HTqPCR, a package for the R statistical computing environment, is a software to enable the processing and analysis of qPCR data across multiple conditions and replicates.
StarPrimer D′Signer is a software to facilitate the design of primers for the ENTRY cloning step to create the Donor Vector. The software is also very well suited for the design of primers in combination with a site-directed mutation approach. In this case it is used to design primers for introducing mutations into your gene of interest which then is transferred into a StarGate ENTRY vector to create a Donor Vector carrying the mutated gene of interest.

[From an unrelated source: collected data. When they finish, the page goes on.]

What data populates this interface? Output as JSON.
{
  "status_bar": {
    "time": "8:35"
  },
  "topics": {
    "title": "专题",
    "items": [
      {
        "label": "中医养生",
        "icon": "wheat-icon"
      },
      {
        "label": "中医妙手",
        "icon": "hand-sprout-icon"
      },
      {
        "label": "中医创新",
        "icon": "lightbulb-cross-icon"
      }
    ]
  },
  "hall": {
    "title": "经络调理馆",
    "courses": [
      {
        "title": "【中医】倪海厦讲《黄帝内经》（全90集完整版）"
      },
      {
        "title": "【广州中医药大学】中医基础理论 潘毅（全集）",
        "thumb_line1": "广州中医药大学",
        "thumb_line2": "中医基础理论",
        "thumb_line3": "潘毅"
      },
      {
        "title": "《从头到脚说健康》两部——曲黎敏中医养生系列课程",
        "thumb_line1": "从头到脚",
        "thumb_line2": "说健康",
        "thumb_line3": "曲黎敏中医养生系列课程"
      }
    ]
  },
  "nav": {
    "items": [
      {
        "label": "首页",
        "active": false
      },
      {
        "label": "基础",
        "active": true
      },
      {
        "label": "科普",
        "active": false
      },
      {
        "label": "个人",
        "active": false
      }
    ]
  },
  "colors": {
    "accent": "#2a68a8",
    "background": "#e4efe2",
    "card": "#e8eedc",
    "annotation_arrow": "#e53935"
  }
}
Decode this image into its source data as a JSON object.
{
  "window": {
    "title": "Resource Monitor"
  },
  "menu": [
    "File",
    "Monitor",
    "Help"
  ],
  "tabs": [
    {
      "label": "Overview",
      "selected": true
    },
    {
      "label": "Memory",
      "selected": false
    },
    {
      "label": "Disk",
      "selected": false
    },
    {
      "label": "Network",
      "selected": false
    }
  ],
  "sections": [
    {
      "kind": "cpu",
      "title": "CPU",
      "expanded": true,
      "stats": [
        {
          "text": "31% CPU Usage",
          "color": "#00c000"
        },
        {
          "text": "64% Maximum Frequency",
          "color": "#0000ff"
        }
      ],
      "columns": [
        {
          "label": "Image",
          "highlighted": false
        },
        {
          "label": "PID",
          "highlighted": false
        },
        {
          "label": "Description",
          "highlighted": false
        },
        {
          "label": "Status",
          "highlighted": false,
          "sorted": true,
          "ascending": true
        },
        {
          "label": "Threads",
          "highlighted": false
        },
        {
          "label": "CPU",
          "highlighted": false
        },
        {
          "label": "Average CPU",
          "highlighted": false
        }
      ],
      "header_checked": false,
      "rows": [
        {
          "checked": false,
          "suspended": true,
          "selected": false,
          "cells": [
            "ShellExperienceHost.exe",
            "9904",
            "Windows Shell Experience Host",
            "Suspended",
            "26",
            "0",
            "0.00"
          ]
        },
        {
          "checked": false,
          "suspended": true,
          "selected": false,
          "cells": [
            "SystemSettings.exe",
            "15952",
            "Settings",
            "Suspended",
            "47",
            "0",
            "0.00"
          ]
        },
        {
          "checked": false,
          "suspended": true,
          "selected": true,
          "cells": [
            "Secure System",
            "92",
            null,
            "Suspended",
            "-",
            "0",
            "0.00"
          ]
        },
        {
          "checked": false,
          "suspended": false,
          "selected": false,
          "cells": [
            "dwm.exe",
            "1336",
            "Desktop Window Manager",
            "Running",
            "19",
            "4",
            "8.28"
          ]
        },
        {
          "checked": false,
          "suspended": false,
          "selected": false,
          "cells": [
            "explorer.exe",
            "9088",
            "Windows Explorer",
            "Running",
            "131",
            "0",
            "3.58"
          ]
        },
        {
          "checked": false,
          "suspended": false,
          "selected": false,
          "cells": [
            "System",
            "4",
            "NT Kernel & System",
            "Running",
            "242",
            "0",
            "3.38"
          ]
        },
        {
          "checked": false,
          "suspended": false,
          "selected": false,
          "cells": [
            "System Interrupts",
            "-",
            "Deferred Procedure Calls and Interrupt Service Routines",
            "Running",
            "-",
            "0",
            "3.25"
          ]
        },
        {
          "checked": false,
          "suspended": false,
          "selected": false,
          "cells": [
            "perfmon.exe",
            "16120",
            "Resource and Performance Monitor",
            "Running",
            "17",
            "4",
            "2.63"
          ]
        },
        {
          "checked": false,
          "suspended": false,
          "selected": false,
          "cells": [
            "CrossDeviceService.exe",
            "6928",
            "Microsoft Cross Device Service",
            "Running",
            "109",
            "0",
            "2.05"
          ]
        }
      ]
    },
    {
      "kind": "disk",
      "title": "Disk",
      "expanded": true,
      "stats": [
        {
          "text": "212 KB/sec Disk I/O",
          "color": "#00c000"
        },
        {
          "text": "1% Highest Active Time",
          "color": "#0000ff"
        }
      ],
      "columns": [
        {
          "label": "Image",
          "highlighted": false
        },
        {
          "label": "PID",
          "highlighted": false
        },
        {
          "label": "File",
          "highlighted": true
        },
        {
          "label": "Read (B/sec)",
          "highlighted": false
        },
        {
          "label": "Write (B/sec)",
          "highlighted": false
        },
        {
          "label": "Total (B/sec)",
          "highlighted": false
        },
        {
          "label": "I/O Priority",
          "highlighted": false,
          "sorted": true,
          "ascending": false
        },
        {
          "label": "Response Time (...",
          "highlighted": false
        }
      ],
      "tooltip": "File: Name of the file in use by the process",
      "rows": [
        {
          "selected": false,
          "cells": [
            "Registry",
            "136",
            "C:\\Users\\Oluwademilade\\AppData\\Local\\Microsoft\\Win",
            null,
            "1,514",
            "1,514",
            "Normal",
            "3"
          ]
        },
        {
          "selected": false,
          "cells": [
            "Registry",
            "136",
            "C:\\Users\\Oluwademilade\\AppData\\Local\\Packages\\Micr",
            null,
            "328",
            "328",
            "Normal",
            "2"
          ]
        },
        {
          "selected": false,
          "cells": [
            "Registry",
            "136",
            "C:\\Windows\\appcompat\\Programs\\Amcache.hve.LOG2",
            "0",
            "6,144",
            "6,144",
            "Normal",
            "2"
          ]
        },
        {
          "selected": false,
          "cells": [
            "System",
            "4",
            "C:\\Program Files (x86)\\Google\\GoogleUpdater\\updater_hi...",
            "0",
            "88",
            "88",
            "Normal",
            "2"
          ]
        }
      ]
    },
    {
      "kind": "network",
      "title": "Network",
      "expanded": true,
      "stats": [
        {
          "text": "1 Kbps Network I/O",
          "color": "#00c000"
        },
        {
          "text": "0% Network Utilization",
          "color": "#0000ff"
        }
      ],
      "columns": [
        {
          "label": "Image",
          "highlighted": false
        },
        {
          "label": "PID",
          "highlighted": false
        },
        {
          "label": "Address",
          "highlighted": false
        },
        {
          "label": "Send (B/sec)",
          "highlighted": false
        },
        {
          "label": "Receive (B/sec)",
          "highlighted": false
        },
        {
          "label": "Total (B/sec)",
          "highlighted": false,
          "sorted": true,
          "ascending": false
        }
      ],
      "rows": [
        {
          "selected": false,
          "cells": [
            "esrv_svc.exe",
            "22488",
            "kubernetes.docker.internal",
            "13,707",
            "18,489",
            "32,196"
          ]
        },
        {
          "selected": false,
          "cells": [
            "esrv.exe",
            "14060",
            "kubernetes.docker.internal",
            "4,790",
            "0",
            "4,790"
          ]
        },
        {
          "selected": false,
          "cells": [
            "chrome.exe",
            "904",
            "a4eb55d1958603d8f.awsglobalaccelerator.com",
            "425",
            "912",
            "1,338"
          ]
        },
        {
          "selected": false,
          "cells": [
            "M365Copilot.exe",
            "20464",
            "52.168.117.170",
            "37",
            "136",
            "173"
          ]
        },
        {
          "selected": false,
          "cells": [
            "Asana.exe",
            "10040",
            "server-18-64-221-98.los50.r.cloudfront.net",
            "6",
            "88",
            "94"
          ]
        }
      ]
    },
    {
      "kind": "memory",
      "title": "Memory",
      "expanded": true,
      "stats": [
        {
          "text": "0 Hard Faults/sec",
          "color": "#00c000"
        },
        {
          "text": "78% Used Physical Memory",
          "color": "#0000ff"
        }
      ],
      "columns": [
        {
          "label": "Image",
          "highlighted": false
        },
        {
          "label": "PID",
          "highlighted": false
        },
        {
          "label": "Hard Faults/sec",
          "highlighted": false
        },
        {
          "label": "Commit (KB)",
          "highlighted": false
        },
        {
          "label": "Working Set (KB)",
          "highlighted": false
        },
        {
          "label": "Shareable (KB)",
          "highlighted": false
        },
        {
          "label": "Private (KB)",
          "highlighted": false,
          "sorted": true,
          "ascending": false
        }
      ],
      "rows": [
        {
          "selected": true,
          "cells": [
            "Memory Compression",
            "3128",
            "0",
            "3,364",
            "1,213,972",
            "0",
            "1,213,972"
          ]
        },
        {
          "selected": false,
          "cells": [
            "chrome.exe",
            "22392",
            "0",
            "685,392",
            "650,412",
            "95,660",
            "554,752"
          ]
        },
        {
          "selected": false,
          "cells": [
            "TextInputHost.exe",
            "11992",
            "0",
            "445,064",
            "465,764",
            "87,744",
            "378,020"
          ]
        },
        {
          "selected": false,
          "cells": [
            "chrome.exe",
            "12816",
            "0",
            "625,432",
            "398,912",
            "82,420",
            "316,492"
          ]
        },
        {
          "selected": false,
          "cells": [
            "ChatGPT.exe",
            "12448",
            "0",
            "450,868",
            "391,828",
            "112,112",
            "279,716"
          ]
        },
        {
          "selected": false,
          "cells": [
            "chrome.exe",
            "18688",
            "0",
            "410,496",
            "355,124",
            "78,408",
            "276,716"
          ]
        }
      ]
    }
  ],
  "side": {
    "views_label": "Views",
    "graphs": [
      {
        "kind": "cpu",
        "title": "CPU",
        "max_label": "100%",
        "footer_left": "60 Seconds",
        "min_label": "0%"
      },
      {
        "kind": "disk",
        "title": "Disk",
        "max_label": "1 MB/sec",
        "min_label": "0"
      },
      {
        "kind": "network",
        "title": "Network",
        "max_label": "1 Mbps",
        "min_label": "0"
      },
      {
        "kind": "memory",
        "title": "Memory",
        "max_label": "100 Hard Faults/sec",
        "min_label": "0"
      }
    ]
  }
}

QPCR is a versatile web-based Java application that allows to store, manage, and analyze data from quantitative real-time polymerase chain reaction (qPCR) experiments. It comprises a parser to automatically import generated data from qPCR devices and includes a variety of analysis methods to calculate Ct and amplification efficiency values. The analysis pipeline includes technical and biological replicate handling, incorporates sample or gene specific efficiency, normalization using single or multiple housekeeping genes, inter-run calibration, and fold change calculation. Moreover, the application supports proper error propagation throughout all analysis steps and allows conducting statistical tests on sample classes. Results can be visualized in highly customizable charts and exported for further investigation.